Finding Volume with Calculus

There are three methods to calculate/estimate the volume of an object:

1. General Slicing Method: given the base, and assumption that every perpendicular slice are simple shapes and similar to each other.
2. The Disk Method: given the outline of the shape that revolves around an axis.
3. The Shells Method: break the structure down into layers, similar to an onion. Often used when the two methods above cannot be applied.

The following parts will discuss in detail the three methods.

General Slicing Method

This method is used when there is a base, and the perpendicular intersections are similar simple shapes.

Example 1: Find the volume of the parabolic cube. The base is the parabola $y=1-x^2$ in the first quadrant. The perpendicular intersections are squares.

Remember not to limit yourself when sketching the graph.

Example 2: Find the volume of the semi-circle cube. The base is a semi-circle with the radius of 6. The perpendicular intersections are squares and are parallel to the diameter of the semi-circle.

When solving this problem, I fell into the trap of graphing the semi-circle on the second and third quadrant. This prevents me from iterating along the x-axis. In this problem, of course it is easy to switch the axis and iterate along the y-axis, but why spare the time to do that when you can graphic differently.

The Disk Method

This method is used when the 3D object can be easily be broken down into layers of dish, often when a simple graph revolves around an axis.
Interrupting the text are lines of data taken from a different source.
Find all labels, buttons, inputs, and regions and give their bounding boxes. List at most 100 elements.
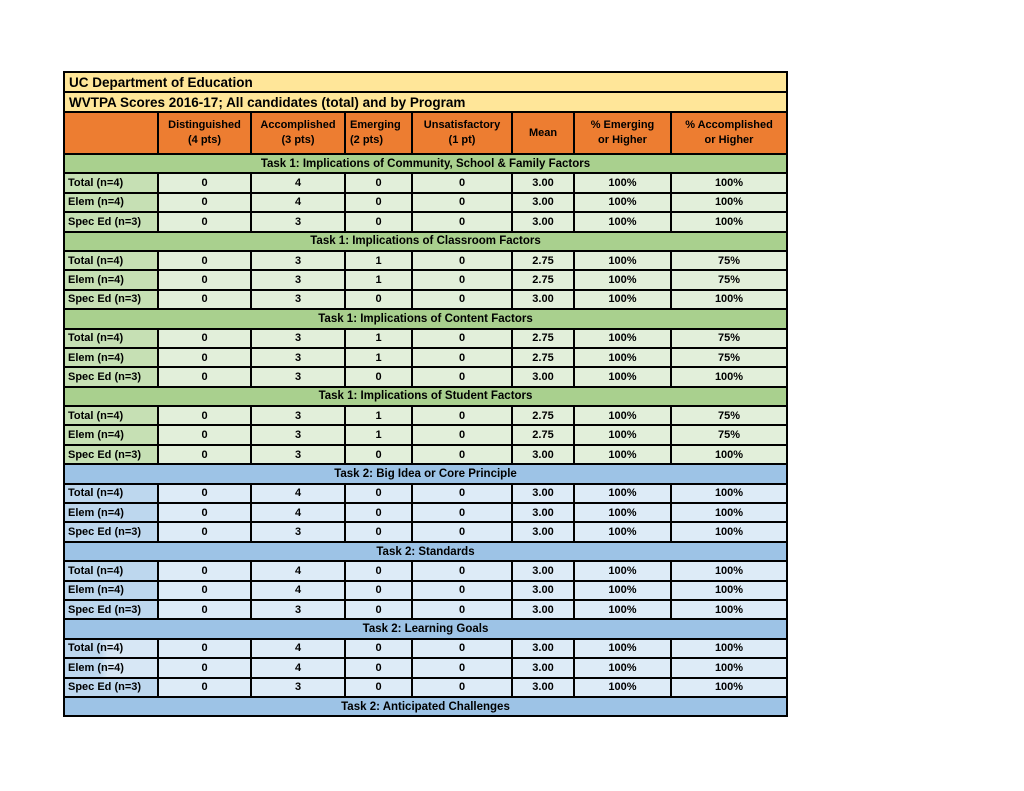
row-label: Total (n=4) bbox=[63, 249, 159, 272]
cell-value: 3 bbox=[250, 288, 346, 311]
cell-value: 0 bbox=[157, 288, 252, 311]
cell-value: 0 bbox=[157, 269, 252, 291]
cell-value: 3.00 bbox=[511, 502, 575, 524]
section-title: Task 1: Implications of Classroom Factor… bbox=[62, 230, 789, 252]
cell-value: 1 bbox=[344, 346, 413, 369]
cell-value: 0 bbox=[157, 172, 252, 194]
row-label: Total (n=4) bbox=[63, 560, 159, 582]
section-title: Task 1: Implications of Community, Schoo… bbox=[62, 152, 789, 175]
column-header-sublabel: (4 pts) bbox=[188, 134, 221, 146]
cell-value: 100% bbox=[573, 172, 672, 194]
cell-value: 1 bbox=[344, 249, 413, 272]
cell-value: 0 bbox=[344, 502, 413, 524]
cell-value: 4 bbox=[250, 657, 346, 679]
cell-value: 0 bbox=[411, 327, 513, 349]
cell-value: 0 bbox=[157, 366, 252, 388]
row-label: Total (n=4) bbox=[63, 482, 159, 505]
column-header-mean: Mean bbox=[511, 111, 575, 155]
cell-value: 100% bbox=[573, 249, 672, 272]
cell-value: 3.00 bbox=[511, 366, 575, 388]
cell-value: 0 bbox=[344, 211, 413, 233]
cell-value: 3.00 bbox=[511, 288, 575, 311]
row-label: Spec Ed (n=3) bbox=[63, 598, 159, 621]
column-header-label: Distinguished bbox=[168, 119, 241, 132]
section-title: Task 1: Implications of Content Factors bbox=[62, 308, 789, 330]
row-label: Spec Ed (n=3) bbox=[63, 211, 159, 233]
table-row: Total (n=4) 0 4 0 0 3.00 100% 100% bbox=[63, 482, 789, 505]
cell-value: 0 bbox=[157, 657, 252, 679]
cell-value: 0 bbox=[411, 521, 513, 543]
cell-value: 2.75 bbox=[511, 249, 575, 272]
column-header-sublabel: or Higher bbox=[704, 134, 754, 146]
cell-value: 4 bbox=[250, 172, 346, 194]
column-header-label: % Emerging bbox=[590, 119, 655, 132]
cell-value: 0 bbox=[344, 482, 413, 505]
cell-value: 3 bbox=[250, 521, 346, 543]
cell-value: 3 bbox=[250, 249, 346, 272]
section-title: Task 2: Big Idea or Core Principle bbox=[62, 463, 789, 485]
cell-value: 0 bbox=[157, 502, 252, 524]
cell-value: 2.75 bbox=[511, 346, 575, 369]
section-title: Task 2: Standards bbox=[62, 540, 789, 563]
row-label: Spec Ed (n=3) bbox=[63, 443, 159, 466]
section-header-row: Task 2: Anticipated Challenges bbox=[62, 695, 789, 718]
column-header-accomplished: Accomplished (3 pts) bbox=[250, 111, 346, 155]
cell-value: 3.00 bbox=[511, 521, 575, 543]
table-row: Spec Ed (n=3) 0 3 0 0 3.00 100% 100% bbox=[63, 521, 789, 543]
section-header-row: Task 1: Implications of Community, Schoo… bbox=[62, 152, 789, 175]
cell-value: 0 bbox=[344, 598, 413, 621]
cell-value: 100% bbox=[573, 327, 672, 349]
cell-value: 0 bbox=[344, 657, 413, 679]
cell-value: 0 bbox=[411, 366, 513, 388]
cell-value: 3.00 bbox=[511, 211, 575, 233]
cell-value: 3.00 bbox=[511, 579, 575, 602]
row-label: Spec Ed (n=3) bbox=[63, 366, 159, 388]
cell-value: 0 bbox=[157, 443, 252, 466]
table-row: Total (n=4) 0 4 0 0 3.00 100% 100% bbox=[63, 172, 789, 194]
cell-value: 0 bbox=[344, 676, 413, 698]
table-row: Elem (n=4) 0 4 0 0 3.00 100% 100% bbox=[63, 657, 789, 679]
cell-value: 100% bbox=[573, 502, 672, 524]
cell-value: 4 bbox=[250, 502, 346, 524]
column-header-sublabel: (3 pts) bbox=[281, 134, 315, 146]
cell-value: 0 bbox=[344, 191, 413, 214]
cell-value: 0 bbox=[157, 521, 252, 543]
cell-value: 2.75 bbox=[511, 269, 575, 291]
cell-value: 100% bbox=[573, 211, 672, 233]
cell-value: 100% bbox=[573, 482, 672, 505]
cell-value: 0 bbox=[157, 560, 252, 582]
section-header-row: Task 2: Standards bbox=[62, 540, 789, 563]
cell-value: 100% bbox=[669, 598, 789, 621]
cell-value: 0 bbox=[344, 637, 413, 660]
cell-value: 0 bbox=[344, 172, 413, 194]
column-header-sublabel: (1 pt) bbox=[448, 134, 476, 146]
cell-value: 0 bbox=[411, 443, 513, 466]
row-label: Total (n=4) bbox=[63, 405, 159, 427]
cell-value: 3.00 bbox=[511, 191, 575, 214]
cell-value: 100% bbox=[573, 366, 672, 388]
cell-value: 0 bbox=[344, 579, 413, 602]
column-header-label: % Accomplished bbox=[685, 119, 773, 132]
cell-value: 3.00 bbox=[511, 443, 575, 466]
section-header-row: Task 1: Implications of Student Factors bbox=[62, 385, 789, 408]
cell-value: 0 bbox=[411, 598, 513, 621]
header-corner-cell bbox=[63, 111, 159, 155]
row-label: Spec Ed (n=3) bbox=[63, 521, 159, 543]
cell-value: 1 bbox=[344, 269, 413, 291]
cell-value: 100% bbox=[573, 657, 672, 679]
cell-value: 100% bbox=[669, 366, 789, 388]
table-row: Total (n=4) 0 3 1 0 2.75 100% 75% bbox=[63, 405, 789, 427]
cell-value: 0 bbox=[411, 560, 513, 582]
table-row: Elem (n=4) 0 4 0 0 3.00 100% 100% bbox=[63, 191, 789, 214]
cell-value: 100% bbox=[573, 579, 672, 602]
cell-value: 3 bbox=[250, 424, 346, 446]
cell-value: 0 bbox=[157, 598, 252, 621]
cell-value: 100% bbox=[669, 172, 789, 194]
title-row-1: UC Department of Education bbox=[62, 71, 789, 93]
table-row: Elem (n=4) 0 4 0 0 3.00 100% 100% bbox=[63, 579, 789, 602]
section-header-row: Task 1: Implications of Content Factors bbox=[62, 308, 789, 330]
table-row: Elem (n=4) 0 3 1 0 2.75 100% 75% bbox=[63, 269, 789, 291]
cell-value: 3 bbox=[250, 405, 346, 427]
cell-value: 75% bbox=[669, 269, 789, 291]
cell-value: 3.00 bbox=[511, 172, 575, 194]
Be aware that an axis can be any axis, such as the x-axis, the $x=-5$ line may also be used as a axis, but a curve is not an axis!

Example 1: Find the volume of the 3D shape made by rotating the function $y=(x+1{)}^2$ around the x-axis. The bounds are $x=0$ and $x=2$.

When there are two function involved, note that you cannot rotate a function around a curve, or a diagonal line, which is usually the other function.

Example 2: Given the two functions $f(x)=\sqrt{x}$ and $g(x)=x^2$, line $x=0$ and $x=1$. Find the volume of the object made by rotating the two functions around the x-axis.

The Shells Method

The Shells Method comes in handy when the above two methods make solving the problem troublesome. Take a look at this example:

R is the region in the first quadrant bounded by the graph $y=x^2-x^3$ and the x-axis. When R is revolved about the y axis, the resulting solid has a volume that is difficult to compute with the disk method.

So imagine the solid created is an onion, which has many different layers. We are going to unravel the onion, and calculate the volume of each layer. With calculus, we can cut the onion into so many layers that we only need to calculate the area of each layer. That is the shells method.

$f(x)$ is the function above, $g(x)$ is the function below. $a$ and $b$ are the two bounds. We have a general equation:

$$V={\int }_b^{a}2\pi x(f(x)-g(x))dx$$

Note that $2\pi x$ is the shell circumference. It is $x$ because we are assuming that the bounded region is revolving around the y-axis. If revolving around a different axis, the circumference is $2\pi \text{(distance from the axis)}$. The $(f(x)-g(x))$ is the height of each cell.

My note may make it unclear for some reader. I’m trying my best to simplify while retaining mathematical accuracy of my note; however, I recommend reading from other sources to demystify this topic.